Until Wednesday, the federal courts disagreed with the groups, stating that the requirement did not “substantially burden” their free exercise of religion.
“First, the self-certification form does not trigger or facilitate the provision of contraceptive coverage because coverage is mandated to be otherwise provided by federal law,” Judge Marjorie Rendell, wife of former Pa. Gov. Ed Rendell, wrote for the panel.
“Federal law, rather than any involvement by the appellees in filling out or submitting the self-certification form, creates the obligation of the insurance issuers and third-party administrators to provide coverage for contraceptive services,” she said.
But on Wednesday night, U.S. Supreme Court Justice Samuel Alito granted a temporary reprieve to Geneva College and the dioceses, and ordered the Obama administration to provide a response to the legal appeal by Monday.
Last month, the court had likewise remanded the Notre Dame ruling by the 7th Circuit Court of Appeals, ordering it to reconsider its decision in light of the high court’s 2014 Hobby Lobby opinion.

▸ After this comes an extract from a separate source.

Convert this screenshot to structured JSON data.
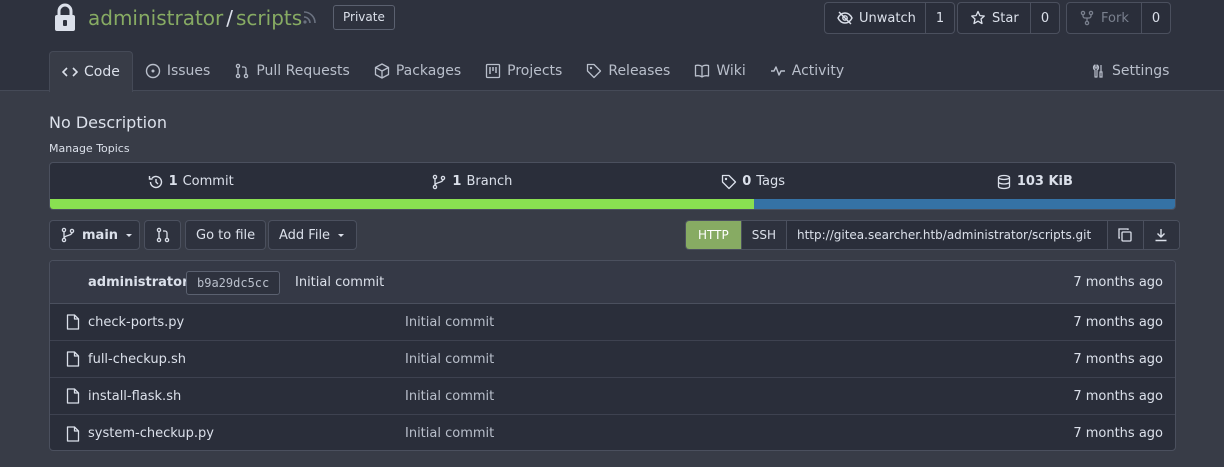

Alito had written the opinion on behalf of the majority last June.
Houston Baptist University and East Texas Baptist University are among those who are also set to have their cases heard in federal court.
“We oppose taking life of the unborn from the womb,” Houston Baptist University President Robert Sloan told reporters. “Having to provide these kinds of drugs or protocols that destroy the life of a fertilized egg—we’re just opposed to it. Whether a person agrees with that view or not, it’s our sincerely held belief. We believe it to our core.”